Number Three: Marilyn Manson’s show at the Freakers Ball at the Kansas City International Raceway. The Freakers Ball also featured Seether, S.T.U.N., Mushroomhead and Memento. Manson’s performance was paused when the barrier at the front of the stage broke under the weight of the fans pushing against it. It took half an hour to fix, after which Manson continued his show. He barely made it through another song before the barrier broke again. The show’s promoter, concerned about safety, made the call to cancel the show around 10pm. Manson said in a statement later, “Even though the show was stopped twice for safety reasons, we wanted nothing more than to continue to play. Although we were not allowed to finish the show, we understand that safety needs to come first.” While the majority of the 12,000 fans duly headed for the exits, between 2,000 and 3,000 people started rioting in front of the stage. When the show’s security, Private Systems Security, realized they couldn’t get the riot under control they Kansas City police were called, 130 of whom responded in full riot gear. They formed a long line and ushered people towards the exits, which worked well until some rioters started throwing rocks, beer bottles and bottles filled with urine at the officers. The police reacted by firing pepper spray. The resulting damage included six fans with minor injuries, one officer’s finger hit by a projectile, and nine damaged squad cars. Those injured were taken to hospitals, and nine fans taken into custody were released once they calmed down, and only one was arrested for trying to hit a traffic officer with his car. No severe casualties, thankfully.

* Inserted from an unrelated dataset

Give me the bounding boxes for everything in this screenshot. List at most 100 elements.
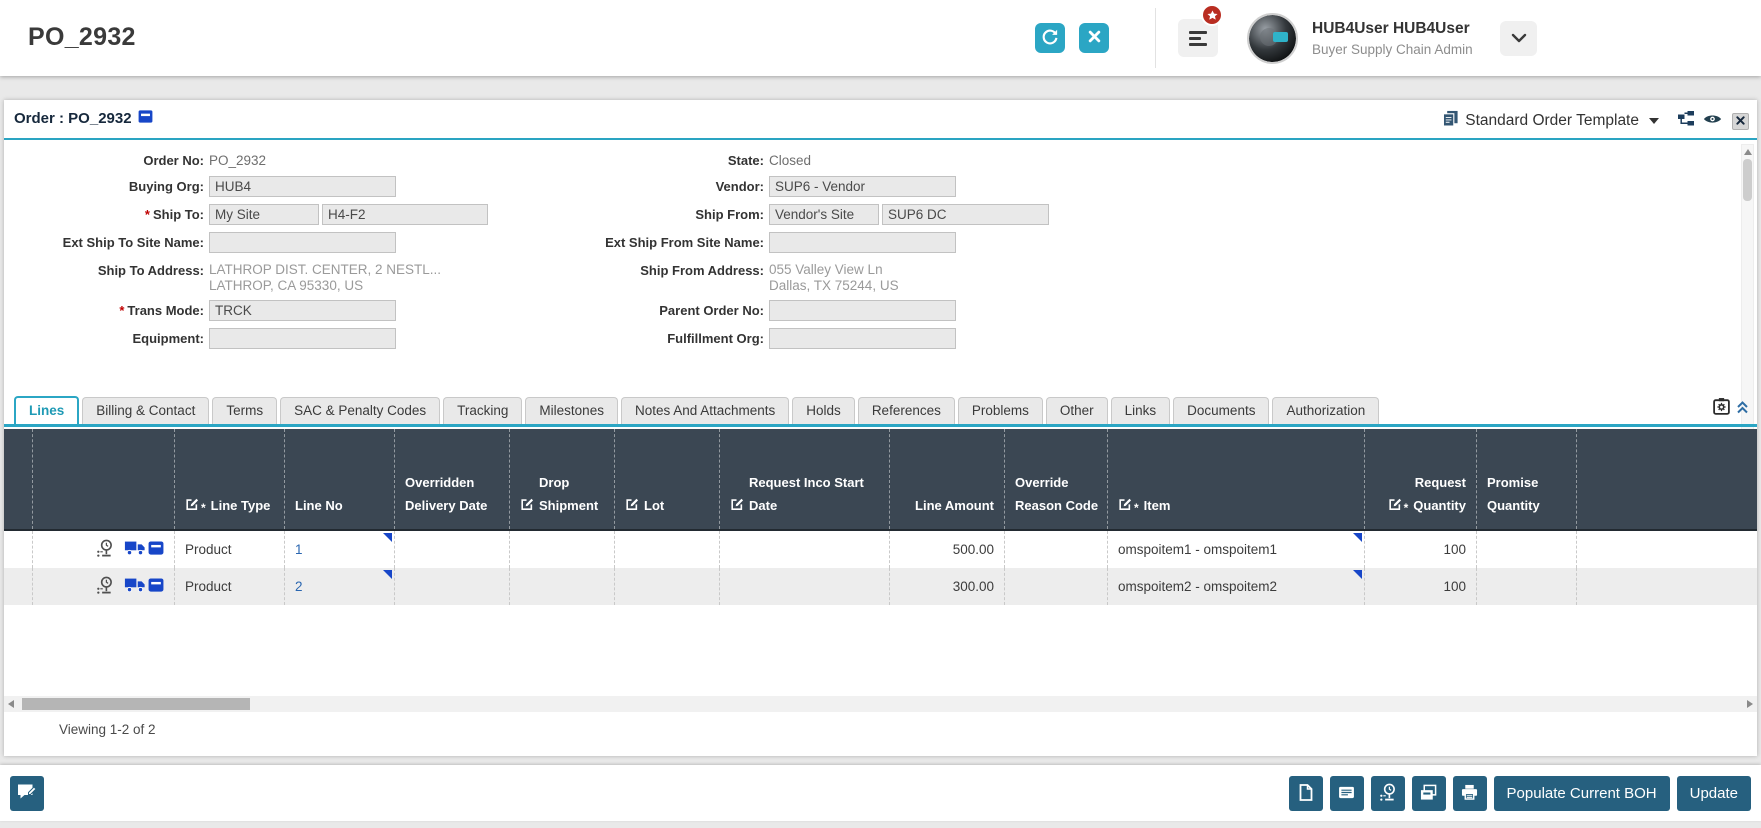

Number Two: Guns N’ Roses and Metallica Stadium Tour Montreal Show. Metallica’s James Hetfield suffered second and third degree burns from a pyrotechnics accident and had to be rushed to the hospital, cutting Metallica’s set short. Instead of going on right away, GNR took over two hours to go on stage after Metallica stopped. Axl Rose had been complaining of vocal problems since the beginning of the Stadium Tour, and varying reports state that he lasted somewhere between 15 and 55 minutes before Rose announced, “This will be our last show for a long time,” and walked off stage. At this point, fans turned violent. While it was only about 2,000 out of the 53,000 people in attendance, they managed to cause nearly half a million dollars in damage, by uprooting a street lamp, flipping a police car, and more. Montreal police responded in riot gear, spraying tear gas and arresting at least a dozen people. At least three officers and ten rioters were injured.
Number One: The Rolling Stones free concert at Altamont Speedway. This concert was intended to promote the peace and love ethos of the ‘60’s, a nice way to end their 1969 tour, but what it ended up doing was marking the symbolic end to the free peace and love era. The biggest of many mistakes that the Stones and their management made on this day was hiring the San Francisco chapter of the Hells Angels motorcycle gang to provide security for the event. They were supposedly paid in $500 worth of free beer. Never a good idea to enable your security team to become inebriated while on duty, especially when the 300,000-strong crowd they’re supposed to be keeping tabs on is already out of their minds on drugs. Minor scuffles and such were happening throughout the day, with the bikers becoming more aggressive after the crowd tipped over one of their bikes. One gang member even punched Jefferson Airplane singer Marty Balin unconscious. Mick Jagger was punched by a fan as soon as he disembarked from the band’s helicopter. Already nervous, he repeatedly pleaded with the crowd to “Just be cool down in the front there, don’t push around.” During the song “Under My Thumb” and 18 year old fan named Meredith Hunter tried to get on stage with a group of fans. Reports later showed he was on methamphetamine, out of his mind on drugs, he could barely stand, he pulled a long-barreled revolver from his jacket, and began to aim at either one of the Angels or at the band onstage. Hells Angel member Alan Passaro lunged forward, pushing the gun aside and repeatedly stabbed Hunter to death. The Stones kept playing, unaware of the homicide, and scared of the rioting crowd should they stop playing. Much of these events can be seen on the documentary Gimme Shelter.